Autoland Schweiz
In der Schweiz und im Fürstentum Liechtenstein waren im Jahr 2023 über 6,4 Millionen Motorfahrzeuge registriert, darunter mehr als 4,7 Millionen Personenwagen. Die Automobilbranche spielt eine zentrale Rolle für die Wirtschaft und hat zugleich einen grossen Einfluss auf Klimaschutz und Verkehrssicherheit.
Bedeutung für die Wirtschaft
Die Automobilbranche ist ein wichtiger Pfeiler der Schweizer Volkswirtschaft. Autoimporteure, Garagenbetriebe, Transportunternehmen, Tankstellen und Versicherungen sichern gemeinsam rund 224’000 Arbeitsplätze. Mit einem Jahresumsatz von über 94 Milliarden Franken trägt die Branche etwa 13 Prozent zum Bruttoinlandprodukt bei.
Energieeffizienz und Fahrzeugbestand
Rund ein Drittel der Personenwagen in der Schweiz ist älter als zehn Jahre. Insgesamt sind über 1,6 Millionen Fahrzeuge technisch veraltet. Dies wirkt sich negativ auf die Umwelt und die Verkehrssicherheit aus. Moderne Autos verbrauchen durchschnittlich rund 25 Prozent weniger Treibstoff und bieten dank neuer Technologien einen besseren Schutz für die Insassen. Viele aktuelle Modelle erfüllen die Energieeffizienzkategorien A und B oder verfügen über alternative Antriebe.

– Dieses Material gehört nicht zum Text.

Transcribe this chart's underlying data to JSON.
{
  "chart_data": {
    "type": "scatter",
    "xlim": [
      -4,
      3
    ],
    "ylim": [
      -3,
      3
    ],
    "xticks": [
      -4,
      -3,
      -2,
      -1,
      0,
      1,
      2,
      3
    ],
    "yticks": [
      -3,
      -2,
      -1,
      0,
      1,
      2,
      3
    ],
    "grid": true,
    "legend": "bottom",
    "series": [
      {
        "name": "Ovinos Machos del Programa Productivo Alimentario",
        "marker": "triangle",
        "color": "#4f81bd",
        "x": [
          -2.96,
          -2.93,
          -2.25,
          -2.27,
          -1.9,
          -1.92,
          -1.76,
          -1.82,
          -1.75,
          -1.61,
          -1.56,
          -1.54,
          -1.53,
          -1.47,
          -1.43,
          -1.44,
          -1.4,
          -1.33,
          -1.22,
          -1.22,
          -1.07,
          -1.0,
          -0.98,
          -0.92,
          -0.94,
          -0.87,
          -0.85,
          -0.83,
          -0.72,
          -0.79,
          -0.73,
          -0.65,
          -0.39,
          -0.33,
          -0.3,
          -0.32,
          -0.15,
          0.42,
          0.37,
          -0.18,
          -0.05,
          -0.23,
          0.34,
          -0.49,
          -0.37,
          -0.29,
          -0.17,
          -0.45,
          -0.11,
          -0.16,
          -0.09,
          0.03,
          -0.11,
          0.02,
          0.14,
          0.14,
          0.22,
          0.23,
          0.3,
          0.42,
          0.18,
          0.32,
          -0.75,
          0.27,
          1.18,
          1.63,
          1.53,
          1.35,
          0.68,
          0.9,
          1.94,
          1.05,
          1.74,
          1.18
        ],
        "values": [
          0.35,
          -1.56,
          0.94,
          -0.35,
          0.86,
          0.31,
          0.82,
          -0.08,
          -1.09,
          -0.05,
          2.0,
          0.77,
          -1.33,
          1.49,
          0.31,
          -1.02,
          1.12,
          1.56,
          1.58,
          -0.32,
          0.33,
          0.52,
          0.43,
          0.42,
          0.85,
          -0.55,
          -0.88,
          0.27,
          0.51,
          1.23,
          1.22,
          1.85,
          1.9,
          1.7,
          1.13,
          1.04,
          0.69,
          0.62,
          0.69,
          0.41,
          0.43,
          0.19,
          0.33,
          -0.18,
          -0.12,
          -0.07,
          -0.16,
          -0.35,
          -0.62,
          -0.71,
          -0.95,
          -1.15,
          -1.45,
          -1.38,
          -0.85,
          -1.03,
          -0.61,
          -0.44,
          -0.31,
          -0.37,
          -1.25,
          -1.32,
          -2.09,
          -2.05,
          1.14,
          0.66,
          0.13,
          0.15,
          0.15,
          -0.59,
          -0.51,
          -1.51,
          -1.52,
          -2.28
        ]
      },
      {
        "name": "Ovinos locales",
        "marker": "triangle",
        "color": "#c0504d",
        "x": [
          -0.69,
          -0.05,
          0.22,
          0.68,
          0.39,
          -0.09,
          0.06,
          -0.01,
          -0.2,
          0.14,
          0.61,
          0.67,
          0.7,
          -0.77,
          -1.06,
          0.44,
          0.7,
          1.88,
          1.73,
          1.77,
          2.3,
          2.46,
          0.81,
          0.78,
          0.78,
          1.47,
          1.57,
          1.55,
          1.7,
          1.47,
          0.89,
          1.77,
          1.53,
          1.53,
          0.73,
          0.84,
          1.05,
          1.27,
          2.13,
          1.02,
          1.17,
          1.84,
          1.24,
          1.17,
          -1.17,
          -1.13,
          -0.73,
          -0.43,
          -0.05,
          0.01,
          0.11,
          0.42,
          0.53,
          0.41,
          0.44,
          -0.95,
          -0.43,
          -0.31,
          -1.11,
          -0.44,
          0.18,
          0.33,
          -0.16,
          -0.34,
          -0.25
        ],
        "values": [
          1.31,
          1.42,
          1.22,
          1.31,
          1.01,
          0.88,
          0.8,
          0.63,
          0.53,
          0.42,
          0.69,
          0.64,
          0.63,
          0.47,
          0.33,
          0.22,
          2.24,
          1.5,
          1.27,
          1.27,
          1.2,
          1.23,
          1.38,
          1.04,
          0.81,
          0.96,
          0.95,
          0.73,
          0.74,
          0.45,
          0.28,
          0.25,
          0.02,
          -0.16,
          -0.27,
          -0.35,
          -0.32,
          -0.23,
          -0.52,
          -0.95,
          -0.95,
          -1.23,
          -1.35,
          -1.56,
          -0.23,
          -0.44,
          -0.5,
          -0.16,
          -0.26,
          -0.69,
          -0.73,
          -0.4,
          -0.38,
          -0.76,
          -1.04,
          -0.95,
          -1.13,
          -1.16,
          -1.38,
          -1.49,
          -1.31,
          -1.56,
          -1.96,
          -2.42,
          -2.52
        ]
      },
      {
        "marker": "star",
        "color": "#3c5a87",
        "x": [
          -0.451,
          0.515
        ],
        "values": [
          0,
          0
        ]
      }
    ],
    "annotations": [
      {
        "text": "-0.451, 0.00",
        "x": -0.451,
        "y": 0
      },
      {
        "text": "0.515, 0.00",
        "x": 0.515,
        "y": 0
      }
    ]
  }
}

Treibstoffe und alternative Antriebe
Benzin bleibt der wichtigste Treibstoff für Personenwagen. Gleichzeitig gewinnen alternative Antriebe zunehmend an Bedeutung. Dazu zählen Biogas, Biodiesel, Bioethanol sowie Elektro- und Hybridfahrzeuge. Im Jahr 2023 machten Fahrzeuge mit alternativen Antrieben bereits 57,4 Prozent der Neuzulassungen aus.
Technischer Fortschritt
Moderne Motoren sind deutlich effizienter, sauberer und leiser als frühere Modelle. Ein Vergleich zeigt den Fortschritt: Während ein Fahrzeugmodell aus dem Jahr 1995 mit 90 PS rund 8 Liter Benzin pro 100 Kilometer verbrauchte, benötigt ein vergleichbares Modell aus dem Jahr 2015 mit 150 PS nur noch etwa 4,7 Liter. Die Automobilindustrie zählt zu den innovativsten Branchen und entwickelt kontinuierlich neue Technologien, insbesondere im Bereich Elektro- und Hybridantriebe. Gleichzeitig sinken die Preise für Elektrofahrzeuge dank günstigerer Batterien.
Klima und CO₂-Emissionen
Personenwagen verursachen rund 20 Prozent der CO₂-Emissionen in der Schweiz. Zur Reduktion dieser Emissionen setzen Hersteller auf verschiedene Massnahmen wie leichtere Bauweisen, effizientere Motoren, verbesserte Kraftübertragung sowie alternative Antriebe. Seit der Jahrtausendwende konnten der durchschnittliche Treibstoffverbrauch und die CO₂-Emissionen neuer Fahrzeuge um mehr als ein Drittel gesenkt werden.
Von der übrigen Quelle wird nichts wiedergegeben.